Medium: CD/LP/Download
Stil:

Black Metal

Label: Supreme Chaos / Cargo
Spieldauer: 46:20
Erschienen: 02.10.2020
Website: [Link]

Na, da nimmt man ARROGANZ immer noch als aussichtsreiche Extrem-Metal-Newcomer wahr, während die Band ihr bereits fünftes Album fertiggestellt hat … Von einem unbeleckten Newcomer kann man bei dem Trio also auf keinen Fall mehr reden, und dementsprechend ist es so, dass einem "Morsus" schnell vertraut vorkommt, so man der Gruppe in den letzten paar Jahren folgte.
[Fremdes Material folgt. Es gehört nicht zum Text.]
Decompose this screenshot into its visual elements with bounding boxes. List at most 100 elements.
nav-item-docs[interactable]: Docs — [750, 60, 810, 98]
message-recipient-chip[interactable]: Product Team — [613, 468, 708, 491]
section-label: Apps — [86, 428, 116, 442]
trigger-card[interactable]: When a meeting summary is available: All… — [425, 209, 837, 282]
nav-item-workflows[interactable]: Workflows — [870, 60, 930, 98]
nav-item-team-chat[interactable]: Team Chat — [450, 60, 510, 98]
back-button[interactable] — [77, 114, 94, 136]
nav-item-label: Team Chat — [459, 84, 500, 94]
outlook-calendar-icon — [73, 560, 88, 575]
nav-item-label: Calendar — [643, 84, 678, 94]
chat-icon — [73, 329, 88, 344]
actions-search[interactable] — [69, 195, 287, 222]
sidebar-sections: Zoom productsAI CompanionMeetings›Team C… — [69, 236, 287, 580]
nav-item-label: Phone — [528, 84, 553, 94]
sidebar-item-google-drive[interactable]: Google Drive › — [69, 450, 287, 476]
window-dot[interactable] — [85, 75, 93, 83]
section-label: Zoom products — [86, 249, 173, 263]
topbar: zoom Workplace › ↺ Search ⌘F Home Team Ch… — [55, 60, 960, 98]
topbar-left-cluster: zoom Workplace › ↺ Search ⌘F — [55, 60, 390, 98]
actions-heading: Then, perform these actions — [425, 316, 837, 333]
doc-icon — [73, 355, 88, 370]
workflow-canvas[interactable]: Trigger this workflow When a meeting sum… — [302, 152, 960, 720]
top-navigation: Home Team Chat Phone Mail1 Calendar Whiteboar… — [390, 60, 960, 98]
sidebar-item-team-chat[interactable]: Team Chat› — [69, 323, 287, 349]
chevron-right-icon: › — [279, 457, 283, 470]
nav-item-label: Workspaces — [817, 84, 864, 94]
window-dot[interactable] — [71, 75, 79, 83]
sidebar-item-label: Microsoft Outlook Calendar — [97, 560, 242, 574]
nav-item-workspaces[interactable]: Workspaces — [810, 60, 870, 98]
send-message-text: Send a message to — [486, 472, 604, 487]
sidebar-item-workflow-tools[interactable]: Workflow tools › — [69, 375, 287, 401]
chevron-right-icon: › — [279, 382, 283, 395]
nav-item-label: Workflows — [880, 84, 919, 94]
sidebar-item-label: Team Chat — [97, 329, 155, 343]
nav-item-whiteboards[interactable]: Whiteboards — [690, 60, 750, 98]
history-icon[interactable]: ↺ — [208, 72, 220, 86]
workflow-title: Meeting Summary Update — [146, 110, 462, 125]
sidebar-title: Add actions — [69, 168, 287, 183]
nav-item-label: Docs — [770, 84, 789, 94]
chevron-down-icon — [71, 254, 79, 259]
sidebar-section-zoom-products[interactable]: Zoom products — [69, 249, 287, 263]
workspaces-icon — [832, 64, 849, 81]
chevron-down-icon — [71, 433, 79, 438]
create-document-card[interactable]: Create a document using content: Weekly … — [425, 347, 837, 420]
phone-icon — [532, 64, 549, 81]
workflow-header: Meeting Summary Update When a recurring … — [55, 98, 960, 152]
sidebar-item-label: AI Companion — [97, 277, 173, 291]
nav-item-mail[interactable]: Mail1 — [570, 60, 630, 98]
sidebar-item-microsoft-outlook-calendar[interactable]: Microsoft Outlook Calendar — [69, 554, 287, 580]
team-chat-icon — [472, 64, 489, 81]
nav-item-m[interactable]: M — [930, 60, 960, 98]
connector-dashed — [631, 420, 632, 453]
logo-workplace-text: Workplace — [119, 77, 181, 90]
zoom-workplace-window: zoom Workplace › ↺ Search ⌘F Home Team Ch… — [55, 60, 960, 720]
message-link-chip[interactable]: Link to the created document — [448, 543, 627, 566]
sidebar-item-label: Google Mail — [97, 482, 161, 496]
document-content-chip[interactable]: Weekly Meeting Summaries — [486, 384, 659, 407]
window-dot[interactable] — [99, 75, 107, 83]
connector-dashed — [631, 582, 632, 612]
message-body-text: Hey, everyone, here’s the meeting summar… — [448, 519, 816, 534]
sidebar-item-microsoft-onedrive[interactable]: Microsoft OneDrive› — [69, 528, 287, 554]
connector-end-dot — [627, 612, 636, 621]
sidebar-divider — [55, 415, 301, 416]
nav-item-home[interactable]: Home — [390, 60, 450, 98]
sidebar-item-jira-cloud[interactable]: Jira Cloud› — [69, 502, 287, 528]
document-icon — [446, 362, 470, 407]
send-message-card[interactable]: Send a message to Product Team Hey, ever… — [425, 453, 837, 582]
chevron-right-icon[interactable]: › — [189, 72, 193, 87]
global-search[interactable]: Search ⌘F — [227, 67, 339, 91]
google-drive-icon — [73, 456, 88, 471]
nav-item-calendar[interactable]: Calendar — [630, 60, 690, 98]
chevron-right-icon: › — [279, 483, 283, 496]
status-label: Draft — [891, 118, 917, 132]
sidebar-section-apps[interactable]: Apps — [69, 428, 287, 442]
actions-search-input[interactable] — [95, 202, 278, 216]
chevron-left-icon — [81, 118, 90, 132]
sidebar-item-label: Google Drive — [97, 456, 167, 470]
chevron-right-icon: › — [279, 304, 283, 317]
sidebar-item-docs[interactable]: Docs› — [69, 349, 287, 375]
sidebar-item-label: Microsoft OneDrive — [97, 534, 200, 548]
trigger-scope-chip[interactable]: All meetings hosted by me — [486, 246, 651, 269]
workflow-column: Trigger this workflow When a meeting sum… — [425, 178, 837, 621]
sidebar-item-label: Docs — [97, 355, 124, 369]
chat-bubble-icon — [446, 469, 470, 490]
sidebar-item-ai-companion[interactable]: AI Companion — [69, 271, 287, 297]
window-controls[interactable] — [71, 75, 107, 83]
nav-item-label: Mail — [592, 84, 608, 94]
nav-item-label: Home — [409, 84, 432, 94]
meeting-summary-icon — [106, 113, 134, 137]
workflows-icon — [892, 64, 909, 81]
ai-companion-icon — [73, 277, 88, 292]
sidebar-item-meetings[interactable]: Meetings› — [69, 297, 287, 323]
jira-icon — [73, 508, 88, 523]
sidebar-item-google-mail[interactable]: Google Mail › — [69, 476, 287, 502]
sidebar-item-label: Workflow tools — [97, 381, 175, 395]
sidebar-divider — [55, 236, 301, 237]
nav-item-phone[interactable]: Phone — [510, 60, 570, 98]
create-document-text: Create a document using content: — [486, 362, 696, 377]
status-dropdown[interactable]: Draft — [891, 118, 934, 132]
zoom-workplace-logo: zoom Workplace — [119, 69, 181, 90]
Sowieso verstehen K, P und T ihr jüngstes Werk als Abschluss einer Trilogie, die mit dem drei Jahre zurückliegenden Vorgänger "Primitiv" ihren Anfang nahm und die spannende EP "Erzketzer" aus dem darauffolgenden Jahr miteinbezieht.

Das von einem markanten Bassmotiv getragene Titelstück rockt vor allem in den Midtempo-Passagen wie SATYRICON zu "Now Diabolical"-Zeiten, obwohl ARROGANZ im Großen und Ganzen ein anderes Flair verbreiten oder - jawohl -facettenreicher aufgestellt sind als die Norweger seinerzeit (und jetzt).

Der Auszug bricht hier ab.